TD – A desmilitarização da polícia traria mudanças significativas para a sociedade. Para que seja tomada tal medida teria que ser bem planejada, devendo, em um primeiro momento, ter a união dos Governos Federal, Estaduais e Municipais para que se estabeleça uma nova estrutura organizacional da polícia, diminuindo os gastos com armamentos e investindo em inteligência e tecnologia. E, por fim, investir mais na educação, de modo que se faça mais atuante nesse processo, nas escolas e na mídia, através de programas e debates, buscando aproximar os policiais e a sociedade, gerando mais respeito e segurança para ambos.

MJ –  Se você pudesse apontar, quais as três principais conclusões que você chegou ao seu trabalho?

TD – Essa pesquisa nos permitiu apreender os variados aspectos acerca do preconceito e discriminação sofridos pelas minorias sociais em nosso país. Resistência, renascimento e empoderamento são as perspectivas em que os negros homossexuais vêm se amoldando. No sentido em pauta, as entrevistas nos indicaram um quadro amplamente crítico nesse viés, ou seja, a cor da pele e a orientação sexual influenciam, significativamente, as relações afetivas e o acolhimento dos movimentos sociais, assim como o acesso à saúde, à educação e aos serviços sociais básicos, reforçando, assim, o ciclo de violências em que o negro gay vem sofrendo no Brasil.
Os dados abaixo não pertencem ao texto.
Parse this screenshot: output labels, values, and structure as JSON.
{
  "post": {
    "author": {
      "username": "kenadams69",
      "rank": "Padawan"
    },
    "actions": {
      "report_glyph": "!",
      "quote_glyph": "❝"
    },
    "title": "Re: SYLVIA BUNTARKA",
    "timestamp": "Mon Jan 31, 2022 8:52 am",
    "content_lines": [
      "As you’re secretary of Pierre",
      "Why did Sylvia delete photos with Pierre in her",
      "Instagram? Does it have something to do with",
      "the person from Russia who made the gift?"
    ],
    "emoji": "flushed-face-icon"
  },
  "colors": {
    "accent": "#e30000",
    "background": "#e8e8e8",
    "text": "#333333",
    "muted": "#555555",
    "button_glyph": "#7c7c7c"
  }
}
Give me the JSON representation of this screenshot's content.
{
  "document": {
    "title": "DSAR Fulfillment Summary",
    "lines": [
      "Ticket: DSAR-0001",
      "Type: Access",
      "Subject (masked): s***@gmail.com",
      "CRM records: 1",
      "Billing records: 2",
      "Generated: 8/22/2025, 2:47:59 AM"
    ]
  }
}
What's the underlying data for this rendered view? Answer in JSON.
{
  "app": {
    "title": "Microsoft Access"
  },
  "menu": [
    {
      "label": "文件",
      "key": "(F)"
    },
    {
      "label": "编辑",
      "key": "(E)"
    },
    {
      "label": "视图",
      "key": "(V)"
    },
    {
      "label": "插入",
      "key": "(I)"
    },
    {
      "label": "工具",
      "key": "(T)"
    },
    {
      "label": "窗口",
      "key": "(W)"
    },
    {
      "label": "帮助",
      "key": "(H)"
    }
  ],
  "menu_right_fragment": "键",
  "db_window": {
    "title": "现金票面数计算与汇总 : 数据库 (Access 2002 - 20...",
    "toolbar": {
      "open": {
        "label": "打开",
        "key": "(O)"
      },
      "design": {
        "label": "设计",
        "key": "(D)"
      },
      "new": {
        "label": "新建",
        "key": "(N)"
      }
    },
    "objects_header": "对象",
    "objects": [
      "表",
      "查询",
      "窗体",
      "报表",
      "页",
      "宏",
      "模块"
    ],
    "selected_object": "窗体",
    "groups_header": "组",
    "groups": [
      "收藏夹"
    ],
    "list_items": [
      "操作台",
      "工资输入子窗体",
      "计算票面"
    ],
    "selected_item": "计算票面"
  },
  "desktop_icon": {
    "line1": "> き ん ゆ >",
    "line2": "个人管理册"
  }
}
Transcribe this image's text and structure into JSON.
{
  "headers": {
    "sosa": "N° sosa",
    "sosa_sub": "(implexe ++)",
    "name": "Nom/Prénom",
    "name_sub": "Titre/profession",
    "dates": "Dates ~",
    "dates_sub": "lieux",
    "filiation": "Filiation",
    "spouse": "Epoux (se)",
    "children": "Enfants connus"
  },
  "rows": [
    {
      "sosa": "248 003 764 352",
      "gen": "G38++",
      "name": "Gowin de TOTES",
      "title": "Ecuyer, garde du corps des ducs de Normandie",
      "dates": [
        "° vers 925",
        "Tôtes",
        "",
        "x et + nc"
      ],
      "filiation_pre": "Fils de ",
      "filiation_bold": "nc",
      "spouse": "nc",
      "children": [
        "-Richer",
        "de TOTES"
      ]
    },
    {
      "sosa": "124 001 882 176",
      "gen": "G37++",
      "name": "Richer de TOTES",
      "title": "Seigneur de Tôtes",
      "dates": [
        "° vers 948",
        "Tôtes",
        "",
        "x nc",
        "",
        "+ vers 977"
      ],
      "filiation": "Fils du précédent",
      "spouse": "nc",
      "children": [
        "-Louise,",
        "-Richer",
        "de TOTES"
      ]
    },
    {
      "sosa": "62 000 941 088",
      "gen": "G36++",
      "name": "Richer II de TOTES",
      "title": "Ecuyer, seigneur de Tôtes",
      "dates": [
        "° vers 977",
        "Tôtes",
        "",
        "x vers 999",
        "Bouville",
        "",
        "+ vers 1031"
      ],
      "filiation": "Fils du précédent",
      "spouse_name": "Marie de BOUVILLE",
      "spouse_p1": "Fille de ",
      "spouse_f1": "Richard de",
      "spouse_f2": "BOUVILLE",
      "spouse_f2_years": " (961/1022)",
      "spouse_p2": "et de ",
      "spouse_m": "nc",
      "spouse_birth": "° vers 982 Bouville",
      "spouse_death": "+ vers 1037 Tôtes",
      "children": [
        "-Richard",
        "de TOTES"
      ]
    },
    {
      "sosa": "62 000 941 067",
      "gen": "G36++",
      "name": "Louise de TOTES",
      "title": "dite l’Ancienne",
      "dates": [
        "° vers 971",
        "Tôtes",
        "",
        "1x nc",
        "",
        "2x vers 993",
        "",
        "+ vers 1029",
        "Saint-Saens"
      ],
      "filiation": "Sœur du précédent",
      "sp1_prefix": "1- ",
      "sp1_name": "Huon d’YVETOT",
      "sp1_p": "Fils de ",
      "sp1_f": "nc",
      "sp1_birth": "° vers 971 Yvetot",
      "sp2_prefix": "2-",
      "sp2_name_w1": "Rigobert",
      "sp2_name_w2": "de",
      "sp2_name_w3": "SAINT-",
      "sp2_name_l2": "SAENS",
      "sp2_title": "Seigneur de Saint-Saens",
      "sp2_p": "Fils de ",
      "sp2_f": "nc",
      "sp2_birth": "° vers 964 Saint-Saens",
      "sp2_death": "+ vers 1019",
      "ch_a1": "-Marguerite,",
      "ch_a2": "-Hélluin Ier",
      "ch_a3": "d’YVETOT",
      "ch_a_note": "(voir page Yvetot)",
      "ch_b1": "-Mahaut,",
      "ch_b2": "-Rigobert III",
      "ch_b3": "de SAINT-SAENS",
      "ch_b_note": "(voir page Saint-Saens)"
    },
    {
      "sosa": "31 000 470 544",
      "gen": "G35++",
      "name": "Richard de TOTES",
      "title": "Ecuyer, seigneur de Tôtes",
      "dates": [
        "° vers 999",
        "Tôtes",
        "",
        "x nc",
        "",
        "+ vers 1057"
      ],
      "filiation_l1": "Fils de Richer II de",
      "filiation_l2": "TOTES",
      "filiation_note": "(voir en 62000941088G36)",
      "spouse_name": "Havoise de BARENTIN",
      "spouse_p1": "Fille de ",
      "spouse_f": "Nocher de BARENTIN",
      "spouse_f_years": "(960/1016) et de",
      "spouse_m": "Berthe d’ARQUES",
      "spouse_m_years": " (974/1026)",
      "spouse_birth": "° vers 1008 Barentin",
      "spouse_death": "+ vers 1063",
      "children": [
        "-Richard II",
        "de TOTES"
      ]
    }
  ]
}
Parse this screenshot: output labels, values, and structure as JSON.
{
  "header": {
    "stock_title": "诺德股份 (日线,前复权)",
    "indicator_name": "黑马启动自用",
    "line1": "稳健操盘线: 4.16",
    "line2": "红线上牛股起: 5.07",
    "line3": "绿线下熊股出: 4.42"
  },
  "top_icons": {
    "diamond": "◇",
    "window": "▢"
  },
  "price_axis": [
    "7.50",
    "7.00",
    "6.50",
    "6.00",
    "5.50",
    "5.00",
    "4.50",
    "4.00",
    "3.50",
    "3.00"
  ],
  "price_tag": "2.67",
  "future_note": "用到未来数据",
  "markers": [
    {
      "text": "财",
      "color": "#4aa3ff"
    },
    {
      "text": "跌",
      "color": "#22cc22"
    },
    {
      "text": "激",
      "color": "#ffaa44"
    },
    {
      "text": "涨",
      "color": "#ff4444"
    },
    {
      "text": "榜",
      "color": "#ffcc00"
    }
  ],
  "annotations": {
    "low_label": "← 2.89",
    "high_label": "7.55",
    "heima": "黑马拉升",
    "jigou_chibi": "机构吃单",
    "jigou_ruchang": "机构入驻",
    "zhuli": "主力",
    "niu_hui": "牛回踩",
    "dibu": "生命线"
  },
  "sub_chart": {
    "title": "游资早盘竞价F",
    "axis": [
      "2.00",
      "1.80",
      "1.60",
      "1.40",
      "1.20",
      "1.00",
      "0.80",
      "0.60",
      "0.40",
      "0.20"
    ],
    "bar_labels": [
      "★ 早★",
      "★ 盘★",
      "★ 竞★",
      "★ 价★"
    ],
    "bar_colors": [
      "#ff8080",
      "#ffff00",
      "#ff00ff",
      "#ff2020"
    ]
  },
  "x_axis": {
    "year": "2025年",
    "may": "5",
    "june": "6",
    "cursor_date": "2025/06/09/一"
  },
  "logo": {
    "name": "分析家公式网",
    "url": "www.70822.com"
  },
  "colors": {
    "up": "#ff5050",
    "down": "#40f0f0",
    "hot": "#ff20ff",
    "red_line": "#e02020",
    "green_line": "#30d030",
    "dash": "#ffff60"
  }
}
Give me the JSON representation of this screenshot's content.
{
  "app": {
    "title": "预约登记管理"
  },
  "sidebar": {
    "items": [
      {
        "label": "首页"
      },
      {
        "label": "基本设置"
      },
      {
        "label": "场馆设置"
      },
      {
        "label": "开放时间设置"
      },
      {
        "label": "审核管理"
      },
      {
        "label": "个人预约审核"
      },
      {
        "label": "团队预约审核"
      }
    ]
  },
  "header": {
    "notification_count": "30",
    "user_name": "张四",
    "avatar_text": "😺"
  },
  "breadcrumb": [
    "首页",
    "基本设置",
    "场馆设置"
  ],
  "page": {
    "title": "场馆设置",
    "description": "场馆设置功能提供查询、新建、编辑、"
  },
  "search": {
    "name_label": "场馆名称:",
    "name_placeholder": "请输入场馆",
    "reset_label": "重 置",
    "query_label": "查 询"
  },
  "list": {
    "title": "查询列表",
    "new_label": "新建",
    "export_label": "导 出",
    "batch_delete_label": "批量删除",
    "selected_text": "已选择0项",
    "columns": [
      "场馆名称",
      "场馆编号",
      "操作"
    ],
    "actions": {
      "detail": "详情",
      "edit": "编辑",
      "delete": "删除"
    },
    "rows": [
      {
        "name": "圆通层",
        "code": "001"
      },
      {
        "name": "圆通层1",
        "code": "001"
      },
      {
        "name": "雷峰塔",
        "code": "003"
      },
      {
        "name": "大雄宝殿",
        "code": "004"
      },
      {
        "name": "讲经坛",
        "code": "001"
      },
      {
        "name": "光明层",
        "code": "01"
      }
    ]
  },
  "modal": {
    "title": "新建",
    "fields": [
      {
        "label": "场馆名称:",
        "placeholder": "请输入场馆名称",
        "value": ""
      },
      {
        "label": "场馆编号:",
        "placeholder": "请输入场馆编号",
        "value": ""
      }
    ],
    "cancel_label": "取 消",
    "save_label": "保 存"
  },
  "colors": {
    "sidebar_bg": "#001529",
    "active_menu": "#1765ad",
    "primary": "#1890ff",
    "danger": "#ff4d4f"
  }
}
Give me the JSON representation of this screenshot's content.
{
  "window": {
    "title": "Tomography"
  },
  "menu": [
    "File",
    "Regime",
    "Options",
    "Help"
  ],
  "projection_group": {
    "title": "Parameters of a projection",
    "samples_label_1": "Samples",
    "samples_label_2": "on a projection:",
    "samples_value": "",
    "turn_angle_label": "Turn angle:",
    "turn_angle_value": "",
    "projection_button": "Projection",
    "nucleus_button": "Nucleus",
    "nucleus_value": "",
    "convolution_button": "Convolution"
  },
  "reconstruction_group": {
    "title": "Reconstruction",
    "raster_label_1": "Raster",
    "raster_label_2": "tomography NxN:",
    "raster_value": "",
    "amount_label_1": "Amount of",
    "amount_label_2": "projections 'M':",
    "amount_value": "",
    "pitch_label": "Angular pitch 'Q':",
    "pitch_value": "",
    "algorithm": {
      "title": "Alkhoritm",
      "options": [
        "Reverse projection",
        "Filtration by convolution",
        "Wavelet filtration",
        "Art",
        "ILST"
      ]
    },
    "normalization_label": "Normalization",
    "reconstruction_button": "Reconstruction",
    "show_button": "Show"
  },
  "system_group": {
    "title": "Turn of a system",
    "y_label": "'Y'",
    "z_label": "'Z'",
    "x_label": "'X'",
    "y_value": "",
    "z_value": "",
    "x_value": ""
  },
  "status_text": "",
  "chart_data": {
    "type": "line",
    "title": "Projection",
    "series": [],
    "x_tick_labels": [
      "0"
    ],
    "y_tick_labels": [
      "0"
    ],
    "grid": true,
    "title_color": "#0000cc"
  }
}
No campo do indivíduo e suas afetividades foi corroborada a hipótese em que a sociedade institui estereótipos sobre corpos e comportamentos, construindo um traçado simplista, mas sustido de modo apurado e que não se baseia fundamentalmente em expressivas vivências direta.

MJ – Como foi receber a notícia de que sua dissertação é finalista de um dos prêmios mais importantes no país no campo da Sociologia?

TD – Fui tomado pela surpresa, pois fui inscrito pela PPGS/UFS, ou seja, o programa de pós-graduação em Sociologia acreditou na temática, apostou na importância da pesquisa e submeteu ao edital. Eu e o meu orientador, o professor Petrônio Domingues comemoramos o status de finalistas e acreditamos no potencial da dissertação. A dissertação já está no formato de livro impresso e digital, por meio de uma política pública do estado de Sergipe, por meio da editora SEDUC, ou seja, já temos o conteúdo disponível nas bibliotecas das escolas públicas de todo nosso estado. Esse era meu objetivo com o mestrado, ultrapassar as fronteiras da UFS.